一夜が明け、藤村晴人は静かに目を覚ました。

 昨夜の余韻が、まだ胸の奥に残っている。


 清河八郎――不思議な男だった。

 情熱を内に秘めながらも、冷静な観察眼を持ち、未来を語るその瞳は、どこか既視感を抱かせた。


 蝋燭の火が消えた後の書院は、ひんやりとした空気に包まれていた。

 だが、その静けさの中にも、確かな熱が残っていた。


 晴人は机の上に置かれた『清河塾私記』を手に取り、再びページをめくった。

 そこに記されていたのは、理想に燃える青年の、率直で熱い言葉だった。


 「文を鍛えよ。そして剣を忘れるな。

  学も武も、どちらか一方では道は開けぬ」


 その一節に、晴人は思わず唸った。


 (……この男は、決してただの理想家ではない)


 幕末という混沌の時代に、思想家は数多くいた。

 しかし、実際に行動に移す者は限られていた。

 そして、理想と現実のはざまで折れずに歩む者は、さらに少ない。


 外から、鶏の鳴き声が聞こえた。


 晴人は立ち上がり、障子を開けた。

 町の輪郭が、朝靄の中にぼんやりと浮かんでいた。


 遠くで薪を割る音。

 井戸から水を汲む音。

 子どもの笑い声。

 ――日常が、今日もまた静かに始まっている。


 晴人は深く息を吸い込み、微笑を浮かべた。


 「この日常を、守るために」


 そう呟きながら、書院を出た。


   * * *


 その日、晴人は新たな動きを見せた。


 まず、町医者と薬種問屋を訪れた。

 白梅玉に漢方の成分を加える案を提案し、実際の使用感や需要の拡張性について話し合った。

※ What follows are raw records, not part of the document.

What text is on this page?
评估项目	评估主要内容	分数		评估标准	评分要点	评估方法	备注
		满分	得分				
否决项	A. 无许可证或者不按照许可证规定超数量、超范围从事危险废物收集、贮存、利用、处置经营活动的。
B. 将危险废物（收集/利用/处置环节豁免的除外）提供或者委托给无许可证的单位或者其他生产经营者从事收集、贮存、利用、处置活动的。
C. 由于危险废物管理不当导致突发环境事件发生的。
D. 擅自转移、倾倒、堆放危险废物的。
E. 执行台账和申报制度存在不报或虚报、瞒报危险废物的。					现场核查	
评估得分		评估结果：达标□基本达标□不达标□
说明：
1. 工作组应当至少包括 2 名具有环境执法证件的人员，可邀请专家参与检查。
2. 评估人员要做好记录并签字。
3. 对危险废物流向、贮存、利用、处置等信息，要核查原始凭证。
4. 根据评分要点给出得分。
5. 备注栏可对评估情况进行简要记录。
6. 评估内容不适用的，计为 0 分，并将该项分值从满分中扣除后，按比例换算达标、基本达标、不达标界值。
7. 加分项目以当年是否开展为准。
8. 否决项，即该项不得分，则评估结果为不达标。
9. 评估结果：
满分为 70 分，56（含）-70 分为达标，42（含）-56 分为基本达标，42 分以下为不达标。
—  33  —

 「これがもし、解熱や虫除けの効果を持つならば……夏場だけでなく、通年の需要になります」


 薬師は頷きながらも慎重だったが、提案自体には強い関心を示していた。


 続いて晴人は、絹問屋を訪れた。


 「香りを移す布地……例えば、枕や衣類に応用できるかもしれません」


 この発想に、絹問屋の若旦那は目を輝かせた。


 「それならば、土産物としても売り出せますぜ。香る絹なんて、聞いたことがない」


 町の商人たちが、次々と反応を示していく。

 晴人は、商いの可能性が広がっていくのを肌で感じていた。


   * * *


 夕刻、晴人は弥太郎と共に、商会の裏に設けられた実験室のような一室に入った。


 そこでは、新たに加わった若い職人たちが、香りの調合と氷の保存法について、試行錯誤を重ねていた。

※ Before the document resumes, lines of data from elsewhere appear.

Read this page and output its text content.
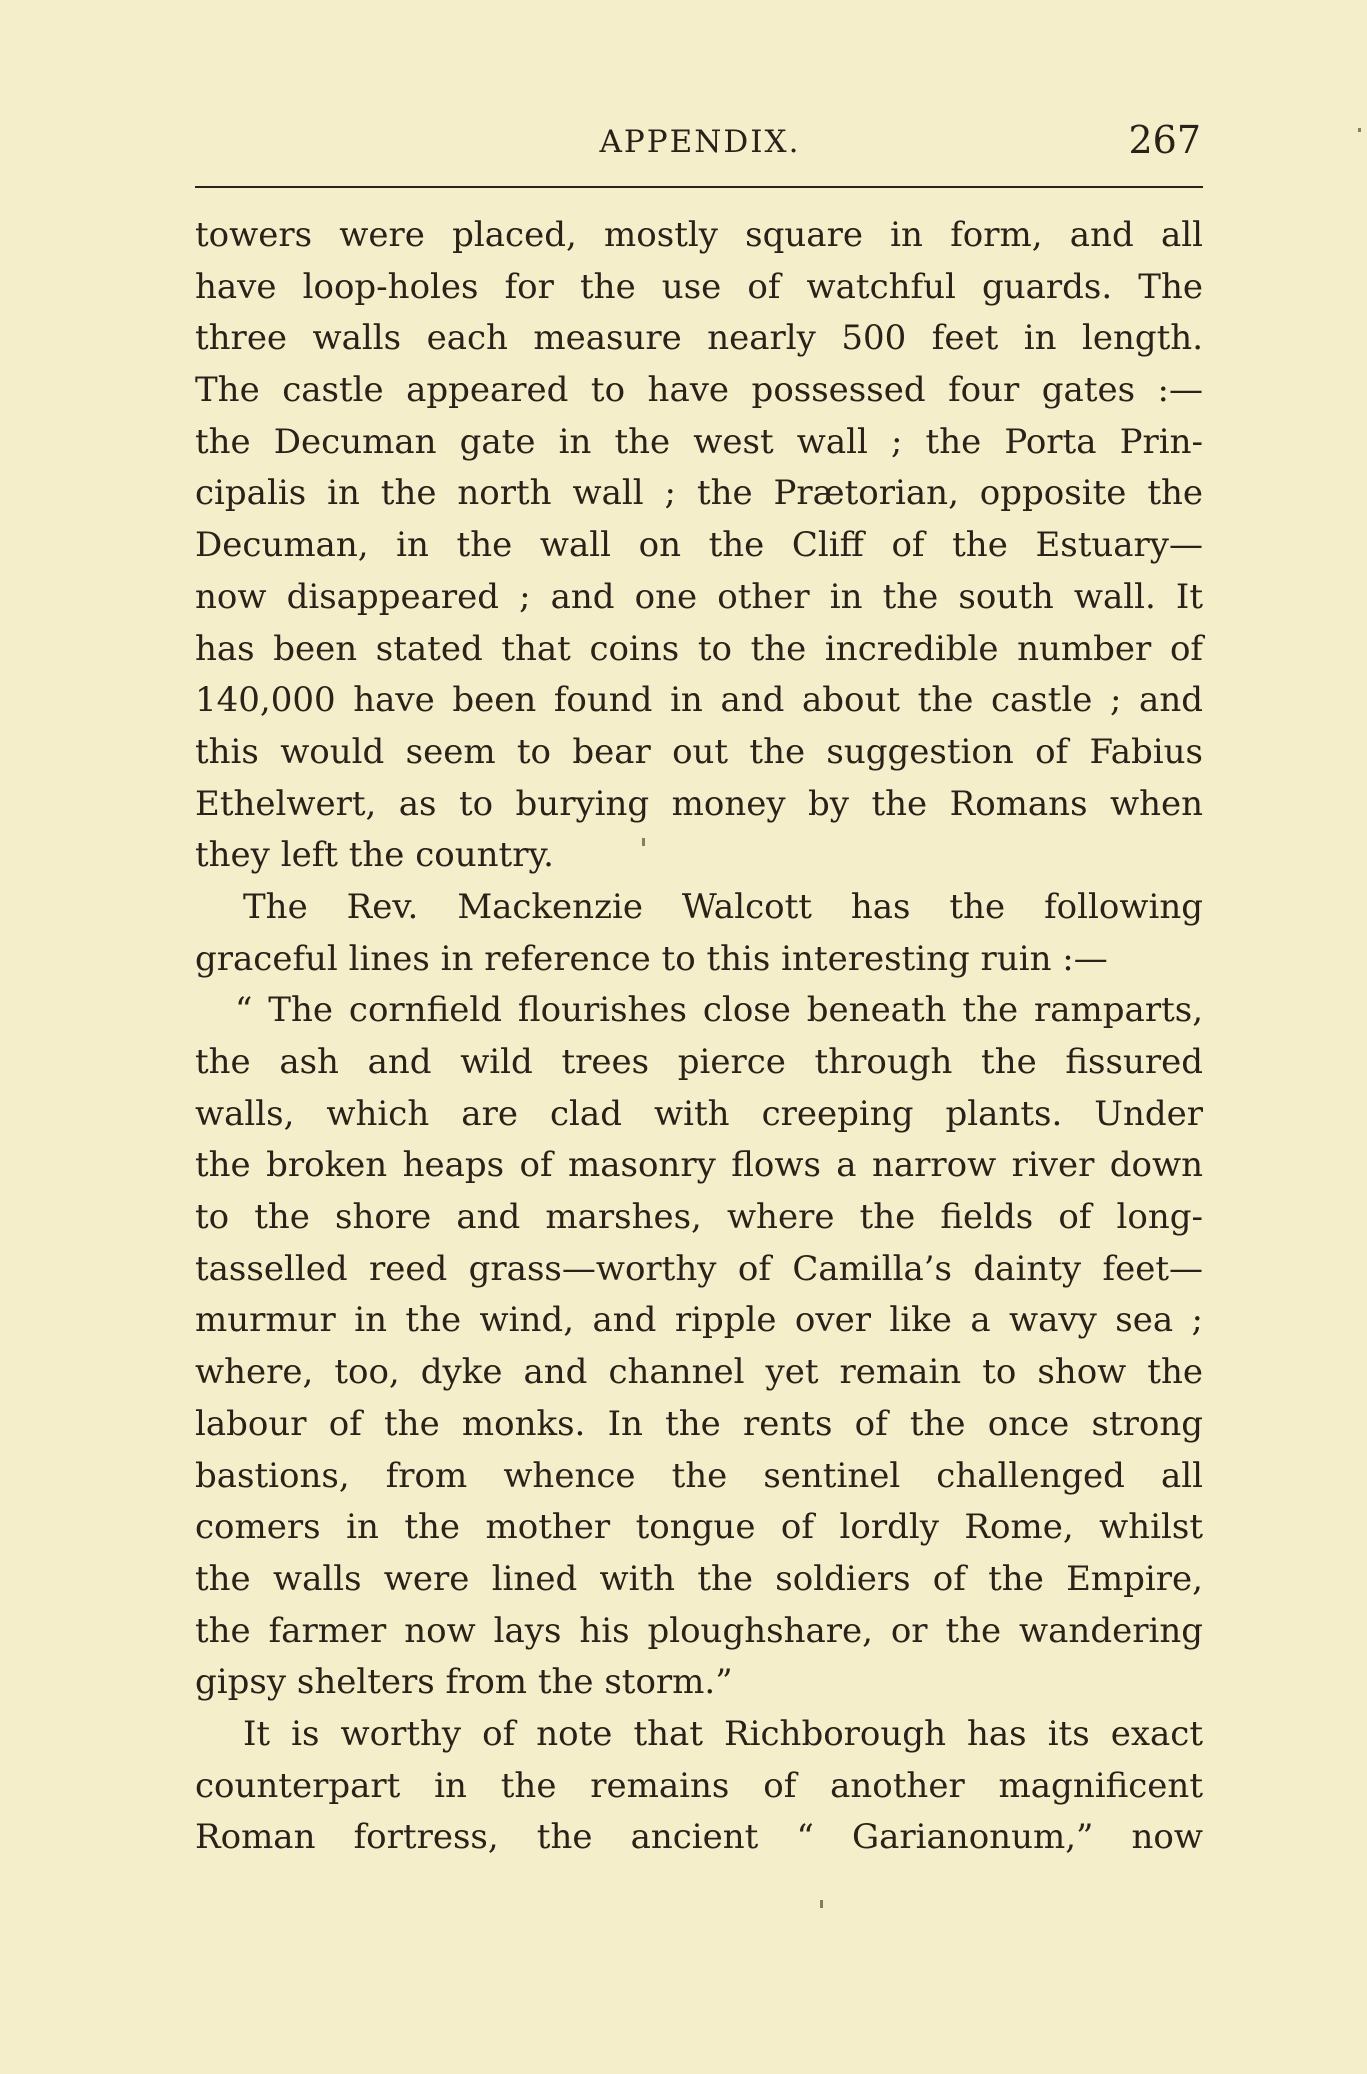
APPENDIX.	267
towers were placed, mostly square in form, and all
have loop-holes for the use of watchful guards. The
three walls each measure nearly 500 feet in length.
The castle appeared to have possessed four gates :—
the Decuman gate in the west wall ; the Porta Prin-
cipalis in the north wall ; the Prætorian, opposite the
Decuman, in the wall on the Cliff of the Estuary—
now disappeared ; and one other in the south wall. It
has been stated that coins to the incredible number of
140,000 have been found in and about the castle ; and
this would seem to bear out the suggestion of Fabius
Ethelwert, as to burying money by the Romans when
they left the country.
The Rev. Mackenzie Walcott has the following
graceful lines in reference to this interesting ruin :—
“ The cornfield flourishes close beneath the ramparts,
the ash and wild trees pierce through the fissured
walls, which are clad with creeping plants. Under
the broken heaps of masonry flows a narrow river down
to the shore and marshes, where the fields of long-
tasselled reed grass—worthy of Camilla’s dainty feet—
murmur in the wind, and ripple over like a wavy sea ;
where, too, dyke and channel yet remain to show the
labour of the monks. In the rents of the once strong
bastions, from whence the sentinel challenged all
comers in the mother tongue of lordly Rome, whilst
the walls were lined with the soldiers of the Empire,
the farmer now lays his ploughshare, or the wandering
gipsy shelters from the storm.”
It is worthy of note that Richborough has its exact
counterpart in the remains of another magnificent
Roman fortress, the ancient “ Garianonum,” now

 「香りの強さを少し抑えたほうが、女性客には好まれるようです」

 「氷の保存は、米ぬかを断熱材にしてみたらどうかと……」


 若者たちは、自分の言葉で、考えで、未来を語り始めていた。

 その姿に、晴人は深く頷いた。


 (未来は、ここにある)


 かつて、無力だった自分が、今では彼らを支える存在になっている。

 そんな不思議な感覚に、胸が少し熱くなった。


   * * *


 夜が再び訪れた。

 空には星が瞬き、商会の明かりは徐々に消えていく。


 書院に戻った晴人は、再び文机に向かった。

 そこには、清河八郎の「私記」が、静かに置かれている。


 晴人は筆を取り、ページの余白に一行、書き添えた。


 「この志、受け継ぎ、民のために活かすと誓う」


 筆を置いたとき、彼の目は決して迷いを帯びていなかった。

 その瞳は、確かに前を――混沌の未来を見据えていた。